TAOCP 4.2.1 Exercise 7

Section 4.2.1: Single-Precision Calculations

Exercise 7. [27] Discuss floating point arithmetic using balanced ternary notation.

Verified: yes
Solve time: 9m56s

Balanced ternary uses radix $b=3$ and digits

$$ \bar 1=-1,\qquad 0,\qquad 1. $$

A real number is represented in normalized floating-point form as

$$ x=\pm m,3^e, $$

where the significand (mantissa)

$$ m=.d_1d_2\cdots d_p $$

is a balanced ternary fraction with digits $d_i\in{\bar1,0,1}$, and normalization requires $d_1\neq0$. Since the leading digit must be $\pm1$, every nonzero number has a unique normalized representation.

For example,

$$ 1=.1\times 3^1, $$

and

$$ \frac13=.1\times 3^0. $$

Because the digits are symmetric about zero, negative numbers need not be represented by a separate sign bit. One may either allow a separate sign, as in ordinary floating-point systems, or simply permit the leading digit to be $\bar1$.

Range and normalization

With precision $p$, the normalized significands satisfy

$$ \frac13\le |m|<1. $$

Hence the exponent determines the scale exactly as in ordinary floating-point arithmetic. Overflow occurs when the exponent exceeds the largest permitted value; underflow occurs when it falls below the smallest permitted value.

Normalization after arithmetic is straightforward. If an operation produces a leading digit $0$, the significand is shifted left and the exponent decreased. If it produces magnitude at least $1$, the significand is shifted right and the exponent increased.

Addition and subtraction

Addition proceeds exactly as in radix-$3$ arithmetic. Exponents are first aligned:

$$ m_1 3^{e_1}+m_2 3^{e_2}. $$

Assume $e_1\ge e_2$. Then

$$ m_2 3^{e_2} = (m_2 3^{e_2-e_1})3^{e_1}, $$

so the significands may be added.

Balanced digits give particularly simple carry rules. Since the digit set is symmetric, any temporary digit $t$ can be rewritten as a balanced digit plus a carry:

$$ 2=\bar1+1\cdot3, \qquad -2=1-1\cdot3. $$

Thus carries are always $-1$, $0$, or $1$. The symmetry reduces the frequency and complexity of carry propagation compared with ordinary ternary or decimal arithmetic.

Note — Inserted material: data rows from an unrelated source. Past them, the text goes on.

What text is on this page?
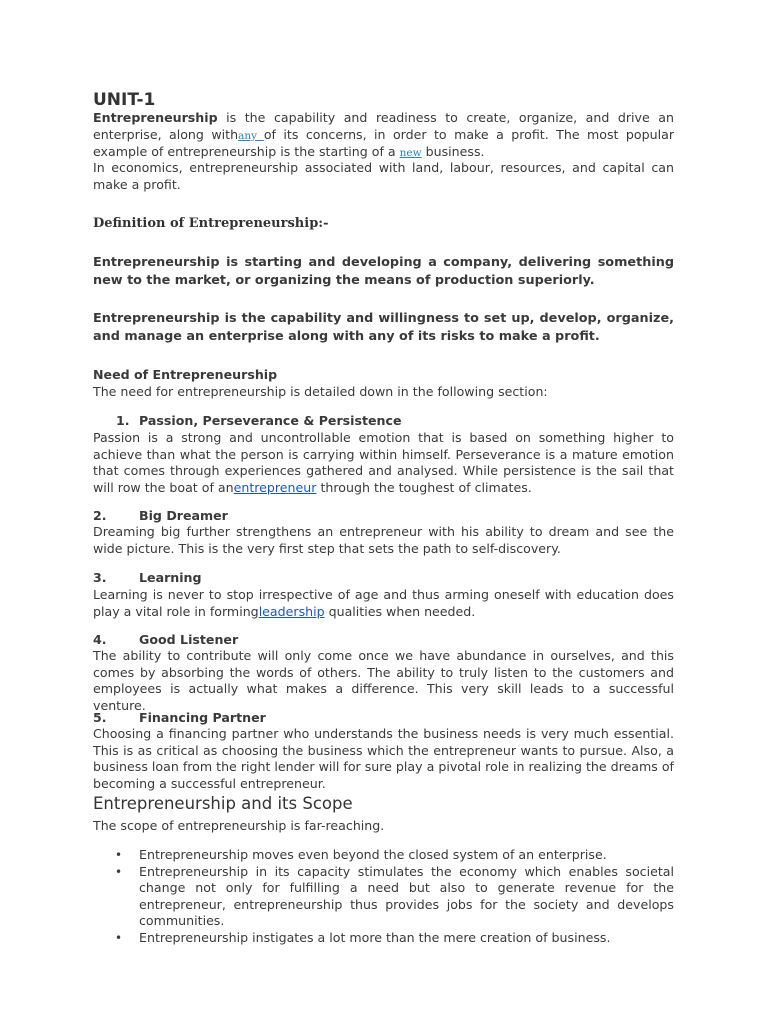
UNIT-1
Entrepreneurship is the capability and readiness to create, organize, and drive an enterprise, along withany of its concerns, in order to make a profit. The most popular example of entrepreneurship is the starting of a new business.
In economics, entrepreneurship associated with land, labour, resources, and capital can make a profit.
Definition of Entrepreneurship:-
Entrepreneurship is starting and developing a company, delivering something new to the market, or organizing the means of production superiorly.
Entrepreneurship is the capability and willingness to set up, develop, organize, and manage an enterprise along with any of its risks to make a profit.
Need of Entrepreneurship
The need for entrepreneurship is detailed down in the following section:
1. Passion, Perseverance & Persistence
Passion is a strong and uncontrollable emotion that is based on something higher to achieve than what the person is carrying within himself. Perseverance is a mature emotion that comes through experiences gathered and analysed. While persistence is the sail that will row the boat of anentrepreneur through the toughest of climates.
2.	Big Dreamer
Dreaming big further strengthens an entrepreneur with his ability to dream and see the wide picture. This is the very first step that sets the path to self-discovery.
3.	Learning
Learning is never to stop irrespective of age and thus arming oneself with education does play a vital role in formingleadership qualities when needed.
4.	Good Listener
The ability to contribute will only come once we have abundance in ourselves, and this comes by absorbing the words of others. The ability to truly listen to the customers and employees is actually what makes a difference. This very skill leads to a successful venture.
5.	Financing Partner
Choosing a financing partner who understands the business needs is very much essential. This is as critical as choosing the business which the entrepreneur wants to pursue. Also, a business loan from the right lender will for sure play a pivotal role in realizing the dreams of becoming a successful entrepreneur.
Entrepreneurship and its Scope
The scope of entrepreneurship is far-reaching.
• Entrepreneurship moves even beyond the closed system of an enterprise.
• Entrepreneurship in its capacity stimulates the economy which enables societal change not only for fulfilling a need but also to generate revenue for the entrepreneur, entrepreneurship thus provides jobs for the society and develops communities.
• Entrepreneurship instigates a lot more than the mere creation of business.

Subtraction is especially simple because

$$ -(d_1d_2\cdots d_p) = (-d_1)(-d_2)\cdots(-d_p), $$

so subtraction is performed by digitwise negation followed by addition.

Multiplication

Multiplication is also analogous to ordinary floating-point multiplication:

$$ (m_1 3^{e_1})(m_2 3^{e_2}) = (m_1m_2)3^{e_1+e_2}. $$

The significands are multiplied, the exponents added, and the result normalized. Since each digit is $-1$, $0$, or $1$, partial products are especially simple:

$$ 1\cdot d=d,\qquad 0\cdot d=0,\qquad \bar1\cdot d=-d. $$

Thus multiplication tables are smaller than in most other radices.

Rounding

Suppose only $p$ digits are retained. After an operation one obtains

$$ .d_1d_2\cdots d_p d_{p+1}\cdots . $$

The discarded tail determines the rounding. Since the digit set is symmetric, rounding to nearest is naturally unbiased. If the discarded part exceeds half a unit in the last place, one adds or subtracts one unit of the $p$-th digit according to the sign of the remainder.

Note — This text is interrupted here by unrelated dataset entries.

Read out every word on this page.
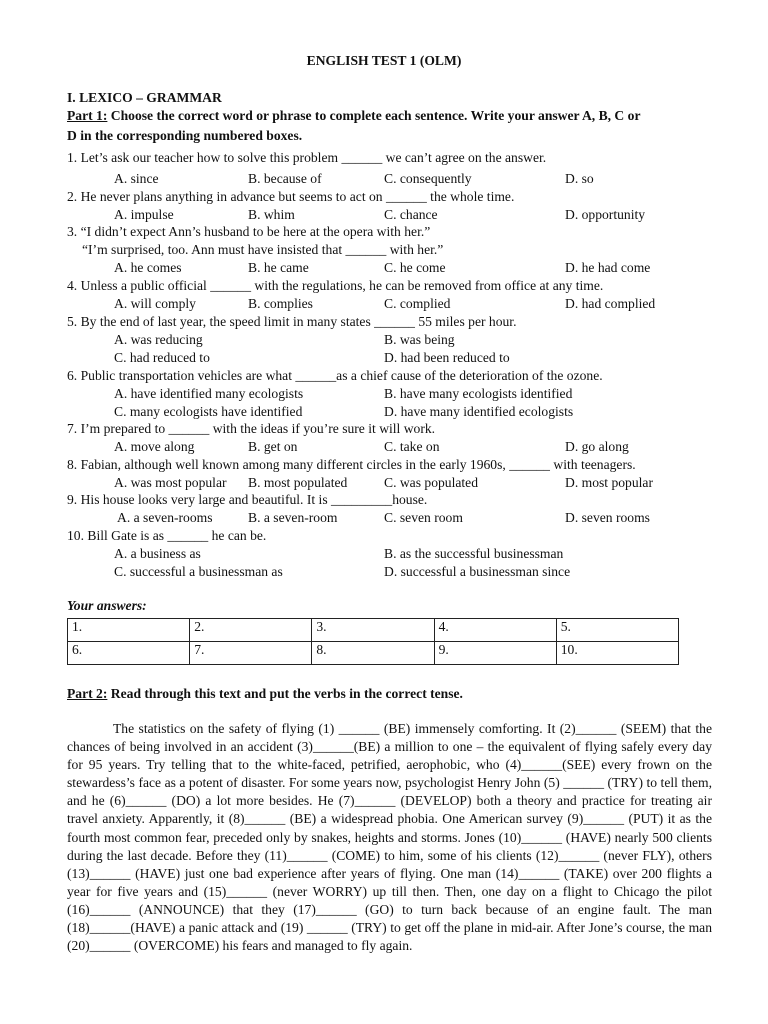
ENGLISH TEST 1 (OLM)
I. LEXICO – GRAMMAR
Part 1: Choose the correct word or phrase to complete each sentence. Write your answer A, B, C or
D in the corresponding numbered boxes.
1. Let’s ask our teacher how to solve this problem ______ we can’t agree on the answer.
A. since	B. because of	C. consequently	D. so
2. He never plans anything in advance but seems to act on ______ the whole time.
A. impulse	B. whim	C. chance	D. opportunity
3. “I didn’t expect Ann’s husband to be here at the opera with her.”
“I’m surprised, too. Ann must have insisted that ______ with her.”
A. he comes	B. he came	C. he come	D. he had come
4. Unless a public official ______ with the regulations, he can be removed from office at any time.
A. will comply	B. complies	C. complied	D. had complied
5. By the end of last year, the speed limit in many states ______ 55 miles per hour.
A. was reducing	B. was being
C. had reduced to	D. had been reduced to
6. Public transportation vehicles are what ______as a chief cause of the deterioration of the ozone.
A. have identified many ecologists	B. have many ecologists identified
C. many ecologists have identified	D. have many identified ecologists
7. I’m prepared to ______ with the ideas if you’re sure it will work.
A. move along	B. get on	C. take on	D. go along
8. Fabian, although well known among many different circles in the early 1960s, ______ with teenagers.
A. was most popular B. most populated	C. was populated	D. most popular
9. His house looks very large and beautiful. It is _________house.
A. a seven-rooms	B. a seven-room	C. seven room	D. seven rooms
10. Bill Gate is as ______ he can be.
A. a business as	B. as the successful businessman
C. successful a businessman as	D. successful a businessman since
Your answers:
1.	2.	3.	4.	5.
6.	7.	8.	9.	10.
Part 2: Read through this text and put the verbs in the correct tense.
The statistics on the safety of flying (1) ______ (BE) immensely comforting. It (2)______ (SEEM) that the chances of being involved in an accident (3)______(BE) a million to one – the equivalent of flying safely every day for 95 years. Try telling that to the white-faced, petrified, aerophobic, who (4)______(SEE) every frown on the stewardess’s face as a potent of disaster. For some years now, psychologist Henry John (5) ______ (TRY) to tell them, and he (6)______ (DO) a lot more besides. He (7)______ (DEVELOP) both a theory and practice for treating air travel anxiety. Apparently, it (8)______ (BE) a widespread phobia. One American survey (9)______ (PUT) it as the fourth most common fear, preceded only by snakes, heights and storms. Jones (10)______ (HAVE) nearly 500 clients during the last decade. Before they (11)______ (COME) to him, some of his clients (12)______ (never FLY), others (13)______ (HAVE) just one bad experience after years of flying. One man (14)______ (TAKE) over 200 flights a year for five years and (15)______ (never WORRY) up till then. Then, one day on a flight to Chicago the pilot (16)______ (ANNOUNCE) that they (17)______ (GO) to turn back because of an engine fault. The man (18)______(HAVE) a panic attack and (19) ______ (TRY) to get off the plane in mid-air. After Jone’s course, the man (20)______ (OVERCOME) his fears and managed to fly again.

The spacing between adjacent normalized $p$-digit numbers near exponent $e$ is

$$ 3^{,e-p}. $$

Hence the maximum rounding error under rounding to nearest is

$$ \frac12,3^{,e-p}, $$

exactly one-half unit in the last place.

Advantages of balanced ternary

Balanced ternary has several attractive features for floating-point arithmetic.

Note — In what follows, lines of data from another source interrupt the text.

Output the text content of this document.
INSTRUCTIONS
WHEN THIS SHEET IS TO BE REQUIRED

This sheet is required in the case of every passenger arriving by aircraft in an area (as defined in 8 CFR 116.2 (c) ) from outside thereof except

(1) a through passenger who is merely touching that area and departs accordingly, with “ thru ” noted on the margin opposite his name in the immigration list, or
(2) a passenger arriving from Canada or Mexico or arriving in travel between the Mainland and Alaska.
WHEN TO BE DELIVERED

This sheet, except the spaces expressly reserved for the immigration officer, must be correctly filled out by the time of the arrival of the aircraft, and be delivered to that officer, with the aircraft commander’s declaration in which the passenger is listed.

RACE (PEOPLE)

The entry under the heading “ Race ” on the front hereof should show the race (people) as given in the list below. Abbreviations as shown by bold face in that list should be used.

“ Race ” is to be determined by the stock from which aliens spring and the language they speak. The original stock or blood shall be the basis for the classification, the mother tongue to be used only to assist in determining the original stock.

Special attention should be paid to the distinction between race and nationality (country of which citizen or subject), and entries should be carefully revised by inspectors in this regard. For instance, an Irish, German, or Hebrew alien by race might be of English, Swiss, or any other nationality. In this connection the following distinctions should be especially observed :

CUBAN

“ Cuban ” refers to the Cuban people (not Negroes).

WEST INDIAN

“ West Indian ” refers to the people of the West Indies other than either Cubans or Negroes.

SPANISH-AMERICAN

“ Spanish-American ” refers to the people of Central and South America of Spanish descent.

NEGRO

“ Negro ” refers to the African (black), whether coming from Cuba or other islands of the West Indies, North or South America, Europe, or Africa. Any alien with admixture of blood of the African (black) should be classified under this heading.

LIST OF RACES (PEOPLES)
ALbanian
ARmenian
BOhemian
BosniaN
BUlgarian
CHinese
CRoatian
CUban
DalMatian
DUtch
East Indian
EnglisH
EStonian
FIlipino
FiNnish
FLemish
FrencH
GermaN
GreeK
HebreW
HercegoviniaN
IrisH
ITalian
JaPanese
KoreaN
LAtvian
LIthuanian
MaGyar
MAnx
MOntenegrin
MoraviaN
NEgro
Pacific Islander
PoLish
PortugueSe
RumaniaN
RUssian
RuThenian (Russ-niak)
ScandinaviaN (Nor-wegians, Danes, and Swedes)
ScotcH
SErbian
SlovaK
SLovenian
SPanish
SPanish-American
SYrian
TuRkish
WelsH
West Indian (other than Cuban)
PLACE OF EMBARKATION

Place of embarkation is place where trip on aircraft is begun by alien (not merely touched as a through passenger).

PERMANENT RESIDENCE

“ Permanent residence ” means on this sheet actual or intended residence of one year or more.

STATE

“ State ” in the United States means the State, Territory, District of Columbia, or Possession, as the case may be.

Negative values are represented symmetrically.
Subtraction is reduced to digitwise negation and addition.
Carries are balanced and tend to propagate less severely.
Multiplication uses only the coefficients $-1$, $0$, and $1$.

The overall floating-point structure is the same as for any radix-$b$ system, but the symmetric digit set of balanced ternary leads to particularly elegant rules for representation, carrying, subtraction, and rounding.